Williams entered military service at Ft. Dix, NJ on Feb. 26, 1942. Five days later he was on a train to Tuskegee, Alabama – later deemed as hallowed ground where young black men of that great generation honed their skills that later served to help pave the way to racial equality nationwide.
“To my surprise what I found there was a group of black men being trained to fly. I’m so glad to stand here today and tell you that experiment turned into greatness,” Williams said.
Williams observed that United States has had men and women of color in every war since the American Revolution. However, at least until World War II, he said those individuals were never allowed to serve in positions of responsibility.
Sharing data complied from an Army War College study conducted in 1925, Williams said that study reported that colored people were cowards, stupid and were not capable of handling complicated machinery.
“That study showed that if black men could fly an airplane, they couldn’t fly and fight at the same time,” Williams said.
To contradict that obvious misconception, Colonel Benjamin O. Davis Jr., a back man who had studied at West Point Military College, was sent to Alabama to lead this grand experiment.
“He set out to prove that black people could do things to save other people; that they could fly; that they could fight,” Williams said. “He made us toe the line because we were being watched; if we fail, America will fail.
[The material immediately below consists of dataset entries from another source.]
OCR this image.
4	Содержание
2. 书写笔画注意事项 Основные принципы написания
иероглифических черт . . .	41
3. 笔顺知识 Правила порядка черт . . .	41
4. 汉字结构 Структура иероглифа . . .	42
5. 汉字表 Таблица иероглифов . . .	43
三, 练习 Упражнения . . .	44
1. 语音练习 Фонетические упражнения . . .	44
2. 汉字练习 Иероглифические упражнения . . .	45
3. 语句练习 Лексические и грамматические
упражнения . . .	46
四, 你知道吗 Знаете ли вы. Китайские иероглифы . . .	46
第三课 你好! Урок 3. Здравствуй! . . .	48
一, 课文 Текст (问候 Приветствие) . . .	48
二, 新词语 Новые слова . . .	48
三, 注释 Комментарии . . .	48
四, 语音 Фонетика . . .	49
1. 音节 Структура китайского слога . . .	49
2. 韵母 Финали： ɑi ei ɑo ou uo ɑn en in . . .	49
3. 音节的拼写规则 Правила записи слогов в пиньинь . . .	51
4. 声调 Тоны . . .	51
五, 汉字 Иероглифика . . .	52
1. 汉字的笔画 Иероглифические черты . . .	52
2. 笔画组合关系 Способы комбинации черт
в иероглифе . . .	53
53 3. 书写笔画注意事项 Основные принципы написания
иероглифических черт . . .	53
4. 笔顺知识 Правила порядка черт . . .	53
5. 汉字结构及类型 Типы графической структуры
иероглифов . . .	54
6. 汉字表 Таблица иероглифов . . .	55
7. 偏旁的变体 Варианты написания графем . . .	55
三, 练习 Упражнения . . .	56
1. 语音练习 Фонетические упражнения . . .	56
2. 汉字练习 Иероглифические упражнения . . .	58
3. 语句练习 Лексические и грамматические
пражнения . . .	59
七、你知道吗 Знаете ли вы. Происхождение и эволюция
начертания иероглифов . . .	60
We took him at his word.”
Williams said at the outset the Tuskegee Airmen program was limited to only one squadron, adding it was already pre-determined by the white controlled military that it would fail.
“As the war progressed they had a need for additional pilots and they activated three additional squadrons,” he said, adding that the black fighters progressed to operate more sophisticated aircraft.
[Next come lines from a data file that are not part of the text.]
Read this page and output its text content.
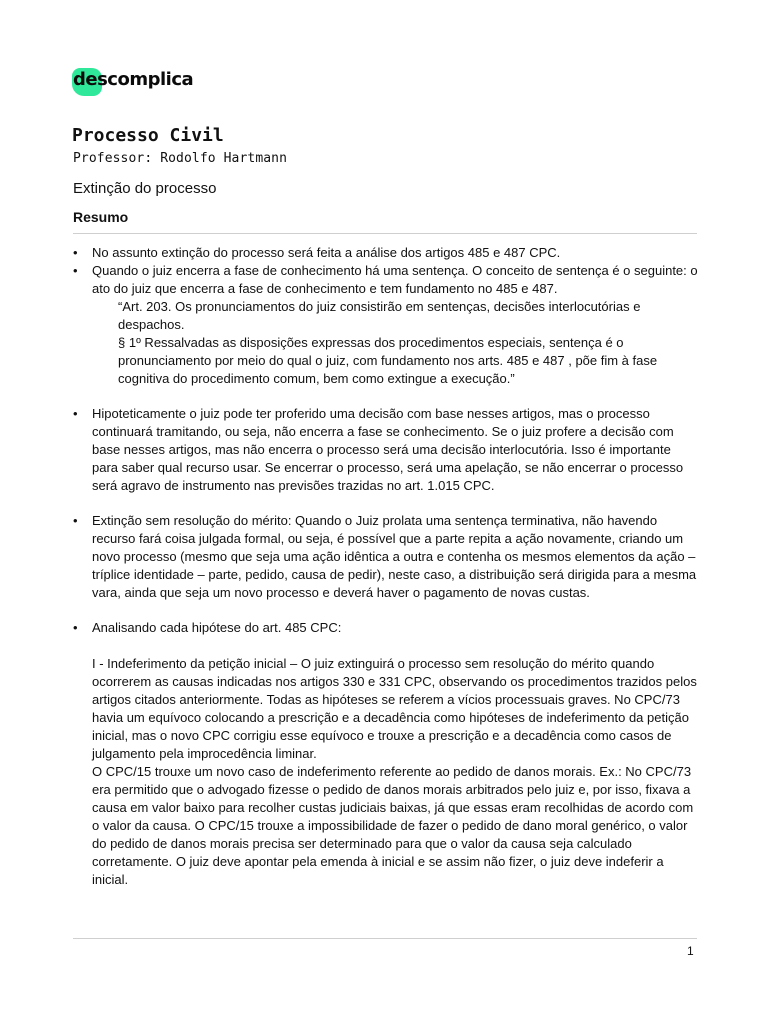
descomplica
Processo Civil
Professor: Rodolfo Hartmann
Extinção do processo
Resumo
• No assunto extinção do processo será feita a análise dos artigos 485 e 487 CPC.
• Quando o juiz encerra a fase de conhecimento há uma sentença. O conceito de sentença é o seguinte: o ato do juiz que encerra a fase de conhecimento e tem fundamento no 485 e 487.
“Art. 203. Os pronunciamentos do juiz consistirão em sentenças, decisões interlocutórias e despachos.
§ 1º Ressalvadas as disposições expressas dos procedimentos especiais, sentença é o pronunciamento por meio do qual o juiz, com fundamento nos arts. 485 e 487 , põe fim à fase cognitiva do procedimento comum, bem como extingue a execução.”
• Hipoteticamente o juiz pode ter proferido uma decisão com base nesses artigos, mas o processo continuará tramitando, ou seja, não encerra a fase se conhecimento. Se o juiz profere a decisão com base nesses artigos, mas não encerra o processo será uma decisão interlocutória. Isso é importante para saber qual recurso usar. Se encerrar o processo, será uma apelação, se não encerrar o processo será agravo de instrumento nas previsões trazidas no art. 1.015 CPC.
• Extinção sem resolução do mérito: Quando o Juiz prolata uma sentença terminativa, não havendo recurso fará coisa julgada formal, ou seja, é possível que a parte repita a ação novamente, criando um novo processo (mesmo que seja uma ação idêntica a outra e contenha os mesmos elementos da ação – tríplice identidade – parte, pedido, causa de pedir), neste caso, a distribuição será dirigida para a mesma vara, ainda que seja um novo processo e deverá haver o pagamento de novas custas.
• Analisando cada hipótese do art. 485 CPC:
I - Indeferimento da petição inicial – O juiz extinguirá o processo sem resolução do mérito quando ocorrerem as causas indicadas nos artigos 330 e 331 CPC, observando os procedimentos trazidos pelos artigos citados anteriormente. Todas as hipóteses se referem a vícios processuais graves. No CPC/73 havia um equívoco colocando a prescrição e a decadência como hipóteses de indeferimento da petição inicial, mas o novo CPC corrigiu esse equívoco e trouxe a prescrição e a decadência como casos de julgamento pela improcedência liminar.
O CPC/15 trouxe um novo caso de indeferimento referente ao pedido de danos morais. Ex.: No CPC/73 era permitido que o advogado fizesse o pedido de danos morais arbitrados pelo juiz e, por isso, fixava a causa em valor baixo para recolher custas judiciais baixas, já que essas eram recolhidas de acordo com o valor da causa. O CPC/15 trouxe a impossibilidade de fazer o pedido de dano moral genérico, o valor do pedido de danos morais precisa ser determinado para que o valor da causa seja calculado corretamente. O juiz deve apontar pela emenda à inicial e se assim não fizer, o juiz deve indeferir a inicial.
1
Two of those fighter pilots went on to perform a feat never before or since has been matched….sinking a German destroyer with machine gun fire only.
Williams’ group wound-up in Michigan for additional training, eventually shipping out overseas to catch up with the 99th Fighter Squadron, who by this time had fought in North Africa and then the Battle of Anzio where they shot down 16 enemy aircraft.
What successes the Tuskegee Airmen and support staff earned were basically on their own. Williams said the brass in charge of the overall air operations were not overly anxious to teach blacks the tricks of the trade.
“We did some things that helped turned the tide of the war,” Williams recalled. “America was losing as many as 25 bombers a day, with each bomber carrying 10 or more men. Colonel Davis was asked if his men could help to save some of these aircraft we were losing.”
Serving as fighter escorts for the bombers, the Tuskegee Airmen helped to save American lives in the air, so much to the point where the bomber crews, comprised of mostly white personnel, began asking for the black fighter pilots to provide escorts.
Williams recalled the pride instilled in the Tuskegee Airmen. They showed that pride by painting the tail sections of their aircraft bright red – leading to the distinction of being known as the “Red Tail Angels.”
“It wasn’t too long afterwards that the Germans found their war efforts crumbling,” Williams recalled.
The “Red Tails” flew 1,578 missions, were honored individually with 58 Purple Hearts, 14 Bronze Stars, three Presidential Unit Citations, and three Silver Stars. The last four enemy aircraft shot down during the war in Europe were credited to the Tuskegee Airmen.
“The war was over and we returned home, hoping things were better (race relations), but we found the same thing as when we left,” Williams said. “When we first shipped out from Newport News (VA), there was one gate for whites and one for blacks; we came back through those same gates.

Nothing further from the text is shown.